I should have processed that when I said it: you can't tell you're impaired. You think you're not. I drove around like that for 12 days; how many incidents did I simply not notice?

Conversely, Belsomra/Suvorexant has zero side-effects for me, and works incredibly. I'm starting to think I have a particular disorder that hasn't been medically explored yet--might be a nice opportunity for my psychiatrist to get himself published (again?).
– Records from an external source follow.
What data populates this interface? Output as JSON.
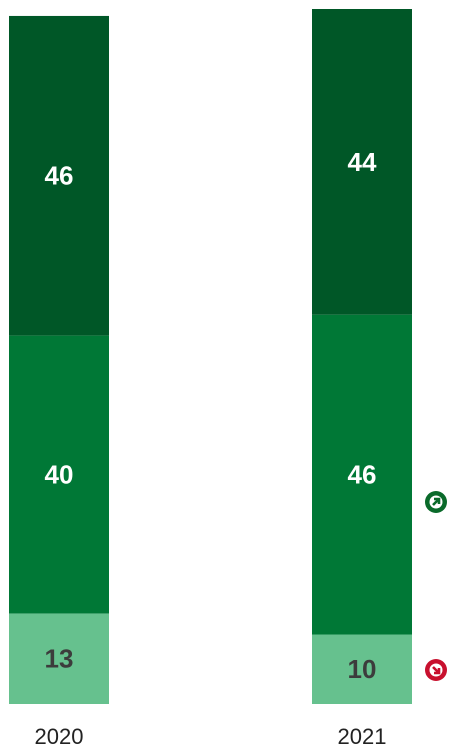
{
  "chart_data": {
    "type": "stacked_bar",
    "categories": [
      "2020",
      "2021"
    ],
    "series": [
      {
        "color": "#66c18e",
        "label_color": "#3c3c3c",
        "values": [
          13,
          10
        ]
      },
      {
        "color": "#007836",
        "label_color": "#ffffff",
        "values": [
          40,
          46
        ]
      },
      {
        "color": "#005727",
        "label_color": "#ffffff",
        "values": [
          46,
          44
        ]
      }
    ],
    "ylim": [
      0,
      100
    ]
  }
}
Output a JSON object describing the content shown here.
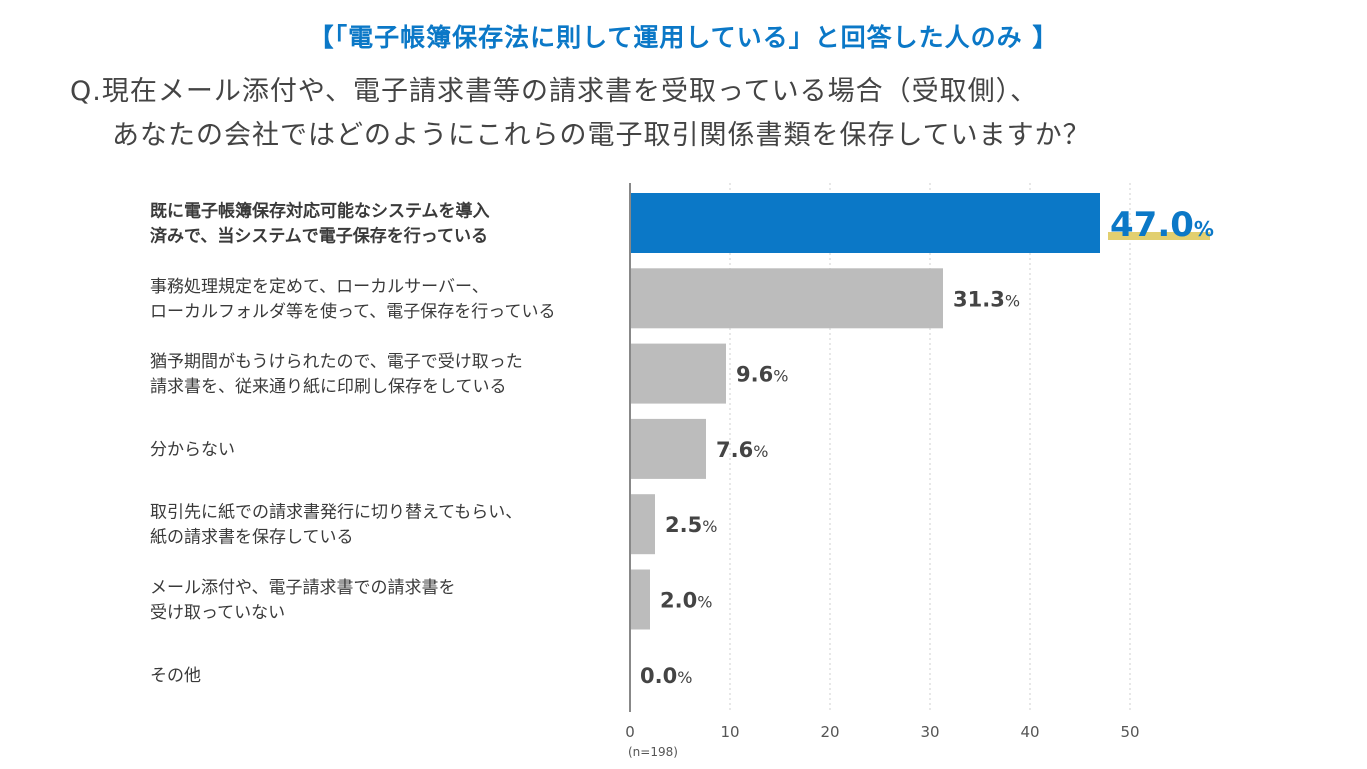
{
  "header": {
    "subtitle": "【「電子帳簿保存法に則して運用している」と回答した人のみ 】",
    "question_line1": "Q.現在メール添付や、電子請求書等の請求書を受取っている場合（受取側）、",
    "question_line2": "あなたの会社ではどのようにこれらの電子取引関係書類を保存していますか？"
  },
  "chart_data": {
    "type": "bar",
    "orientation": "horizontal",
    "categories": [
      [
        "既に電子帳簿保存対応可能なシステムを導入",
        "済みで、当システムで電子保存を行っている"
      ],
      [
        "事務処理規定を定めて、ローカルサーバー、",
        "ローカルフォルダ等を使って、電子保存を行っている"
      ],
      [
        "猶予期間がもうけられたので、電子で受け取った",
        "請求書を、従来通り紙に印刷し保存をしている"
      ],
      [
        "分からない"
      ],
      [
        "取引先に紙での請求書発行に切り替えてもらい、",
        "紙の請求書を保存している"
      ],
      [
        "メール添付や、電子請求書での請求書を",
        "受け取っていない"
      ],
      [
        "その他"
      ]
    ],
    "values": [
      47.0,
      31.3,
      9.6,
      7.6,
      2.5,
      2.0,
      0.0
    ],
    "value_labels": [
      "47.0",
      "31.3",
      "9.6",
      "7.6",
      "2.5",
      "2.0",
      "0.0"
    ],
    "unit": "%",
    "xlim": [
      0,
      50
    ],
    "xticks": [
      0,
      10,
      20,
      30,
      40,
      50
    ],
    "note": "(n=198)",
    "grid": true,
    "colors": {
      "highlight": "#0b78c7",
      "bar": "#bcbcbc",
      "highlight_underline": "#e2cf6f",
      "grid": "#cfcfcf",
      "axis": "#888888",
      "label": "#3a3a3a"
    }
  }
}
I'm going to see about bumping that to the maximum dose, and doing other things.

Atomoxetine has almost eliminated my need for melatonin--sometimes none, sometimes 1mg SL; before I had tried TR 1mg, 2mg, 3mg, 5mg, 6mg, 8mg, 10mg, 13mg, 15mg, 18mg, 20mg, and 25mg, and found 20mg let me sleep while 18mg and 25mg both interrupted my sleep. Same with 1mg-3mg SL, no use unless I was WASO and topping off a huge TR dose. ATX interrupts my sleep if I take it late, and makes me tired if I take it early; it jacks my heart rate up for a 3 hour climb followed by 1.5 hours of falling back to normal.